Sophie lauschte auf die Wellen, die Stimmen, ihr Herz und die tiefe Männerstimme in ihrem Traumbild, die ihr dort auf dem Boot erzählte, wie elegant der Flug der Möwen wieder war. Seine Fingerspitzen strichen ihr über den Nacken und wanderten langsam auf ihrem Rücken die Wirbelsäule nach unten, sie berührten ihre Haut so sacht, dass sie auch Wind sein könnten, nur wärmer und weicher; er erzählte von den Küssen, die sie tauschen sollten, und von den glitzernden Wellenspitzen und dass es gerade so ausgesehen hätte, als wären Delphine neben dem Boot – zack, Wassertropfen auf ihrem Bauch, und dann landeten Küsse dort, und sie würden beide lachen.

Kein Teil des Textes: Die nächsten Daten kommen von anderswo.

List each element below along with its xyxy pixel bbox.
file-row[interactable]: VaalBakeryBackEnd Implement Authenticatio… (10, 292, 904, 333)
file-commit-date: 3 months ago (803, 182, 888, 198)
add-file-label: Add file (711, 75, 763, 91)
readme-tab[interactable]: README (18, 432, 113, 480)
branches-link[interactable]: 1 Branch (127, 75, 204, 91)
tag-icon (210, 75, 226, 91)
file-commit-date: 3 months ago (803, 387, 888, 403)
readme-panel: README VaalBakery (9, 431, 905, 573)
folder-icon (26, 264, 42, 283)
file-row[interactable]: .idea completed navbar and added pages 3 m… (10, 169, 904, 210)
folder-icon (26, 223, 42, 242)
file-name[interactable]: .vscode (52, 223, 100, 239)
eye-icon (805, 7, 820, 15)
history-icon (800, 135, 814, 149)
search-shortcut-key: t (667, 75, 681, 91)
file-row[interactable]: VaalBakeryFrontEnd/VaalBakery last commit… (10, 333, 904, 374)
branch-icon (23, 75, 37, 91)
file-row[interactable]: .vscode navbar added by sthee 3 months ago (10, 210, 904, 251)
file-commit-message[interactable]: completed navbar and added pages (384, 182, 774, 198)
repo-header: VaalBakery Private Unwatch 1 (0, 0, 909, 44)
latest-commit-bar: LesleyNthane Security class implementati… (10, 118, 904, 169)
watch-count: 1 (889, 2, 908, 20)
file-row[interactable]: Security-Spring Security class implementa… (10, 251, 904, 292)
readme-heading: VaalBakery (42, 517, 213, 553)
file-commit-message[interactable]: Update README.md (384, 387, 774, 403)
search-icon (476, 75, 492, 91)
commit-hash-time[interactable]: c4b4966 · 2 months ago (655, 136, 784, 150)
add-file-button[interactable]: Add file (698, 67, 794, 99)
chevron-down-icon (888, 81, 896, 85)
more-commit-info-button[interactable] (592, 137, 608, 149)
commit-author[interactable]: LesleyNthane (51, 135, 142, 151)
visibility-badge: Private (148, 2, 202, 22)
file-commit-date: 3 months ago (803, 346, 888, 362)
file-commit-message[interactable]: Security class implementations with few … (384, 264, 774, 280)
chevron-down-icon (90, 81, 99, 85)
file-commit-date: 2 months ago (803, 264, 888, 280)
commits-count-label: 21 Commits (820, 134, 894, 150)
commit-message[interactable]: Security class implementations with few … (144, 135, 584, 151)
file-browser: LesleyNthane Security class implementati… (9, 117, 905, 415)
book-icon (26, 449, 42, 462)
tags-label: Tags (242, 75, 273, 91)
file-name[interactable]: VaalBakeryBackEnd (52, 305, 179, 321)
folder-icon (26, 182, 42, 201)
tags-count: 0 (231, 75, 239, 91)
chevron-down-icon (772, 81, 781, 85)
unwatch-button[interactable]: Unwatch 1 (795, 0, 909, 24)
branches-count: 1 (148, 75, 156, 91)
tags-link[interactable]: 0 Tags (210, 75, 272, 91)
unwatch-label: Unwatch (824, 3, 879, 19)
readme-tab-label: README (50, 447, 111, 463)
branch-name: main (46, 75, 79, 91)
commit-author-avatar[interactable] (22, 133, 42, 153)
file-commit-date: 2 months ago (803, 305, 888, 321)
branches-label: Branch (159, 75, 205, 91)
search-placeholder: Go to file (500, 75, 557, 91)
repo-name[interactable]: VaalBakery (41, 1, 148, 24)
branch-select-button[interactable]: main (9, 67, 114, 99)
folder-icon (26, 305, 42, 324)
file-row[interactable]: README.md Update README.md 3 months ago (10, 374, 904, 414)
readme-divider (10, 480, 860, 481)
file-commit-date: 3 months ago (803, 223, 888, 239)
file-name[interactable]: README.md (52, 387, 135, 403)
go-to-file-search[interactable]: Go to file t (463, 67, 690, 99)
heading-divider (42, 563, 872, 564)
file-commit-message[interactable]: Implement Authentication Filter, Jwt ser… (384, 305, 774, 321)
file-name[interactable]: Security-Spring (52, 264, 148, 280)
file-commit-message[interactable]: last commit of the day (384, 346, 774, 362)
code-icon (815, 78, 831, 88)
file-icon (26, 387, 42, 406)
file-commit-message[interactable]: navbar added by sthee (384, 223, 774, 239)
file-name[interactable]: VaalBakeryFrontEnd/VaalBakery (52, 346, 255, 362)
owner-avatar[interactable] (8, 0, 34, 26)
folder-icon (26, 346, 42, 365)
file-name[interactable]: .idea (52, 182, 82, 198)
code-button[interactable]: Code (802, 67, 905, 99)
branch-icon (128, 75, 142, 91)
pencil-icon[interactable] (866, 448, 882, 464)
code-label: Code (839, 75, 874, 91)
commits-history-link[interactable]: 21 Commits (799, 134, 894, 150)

Sophie rollte sich auf die Seite und zog die Bettdecke über den Kopf, plötzlich störten sie die fröhlichen Stimmen von draußen, währenddessen verbrachte Katrin die Nacht bei dem jungen Weinbauern, der so charmant lächelte, wenn er von den Rebsorten erzählte und bestimmt zehn Jahre jünger war, aber das hatte Katrin noch nie gestört. Sophie konnte sich das nicht vorstellen, einfach eine Nacht mit einem fremden Mann zu verbringen, sie brauchte Nähe, Vertrauen und eigentlich auch immer Liebe. Nur deshalb hatte sie sich auf Markus eingelassen. Bei Licht betrachtet, ergab sich eine eher nüchterne Analyse: Sie war immer nur die Affäre von Markus gewesen. Er hatte in Sophie weder eine Partnerin auf Augenhöhe noch die Mutter seiner Kinder gesehen. Sie jedoch hatte das erst wahrhaben wollen, als seine Frau schwanger im Büro vor ihr stand.

»Sophie, bist du noch wach?«

Sophie fuhr erschrocken hoch. »Katrin?« Sie stand auf und lief zur Tür. »Was machst du denn hier? Ich dachte, du wärst bei –«

Katrin legte den Finger auf die Lippen. »Nicht so laut. Muss ja nicht jeder mitbekommen. Kann ich rein?«

Sophie trat zur Seite. »Ist ja auch dein Zimmer. Was ist passiert?«

»Nichts.« Katrin legte ihre Kleidung auf den Sessel und stieg in ihre Betthälfte. Sie zog sich die Bettdecke bis zum Hals. »Brr, war das jetzt kalt. Komm, leg dich wieder hin und kuschel dich an mich. Ich bin total durchgefroren.«

Grundsätzlich hatte Sophie nichts dagegen, ihre Freundin in den Arm zu nehmen, aber gerade kam es ihr seltsam vor. »Versteh mich nicht falsch, aber du –«

»Mein Gott, Sophie, das war ein Spaß. Komm einfach ins Bett. Ich bin müde.«

Sophie legte sich wieder auf ihre Bettseite und machte das Licht aus. Minutenlang war es still. Sie hörte wieder die Geräusche der Nacht, spürte, dass die Nachtluft deutlich kühler geworden war, hörte den unruhigen Atem von Katrin.

»Er war total nett, aber sein Geruch …«, flüsterte Katrin in die Dunkelheit.

»War nicht gut?«

»Doch, sehr gut. Zu gut. Er hat mich erinnert.«

Sophie wartete noch einen Moment, dann hörte sie das erste Schluchzen. Sekunden später drehte Katrin sich zu ihr, und Sophie nahm die weinende Freundin in den Arm. Sie hielt sie fest, streichelte ihr über die Haare, flüsterte ihr beruhigende Worte ins Ohr, bis Katrin in Sophies Armen einschlief wie ein kleines Kind.

Sophie lag noch lange wach, lauschte in die Stille der Dunkelheit und auf ihre Freundin und hörte wieder ihr eigenes Herz schlagen. Die Haut des jungen Weinbauers roch also so ähnlich wie jene von Katrins großer Liebe … Während sie den ganzen Tag über Rebsorten und das Terroir am Bodensee und über die verschiedenen Nuancen von Wein gesprochen hatten, hatte diese Erinnerung im Verborgenen vor ihnen gelegen, ohne dass sie das geahnt hätten. Wie oft im Leben war das wohl so?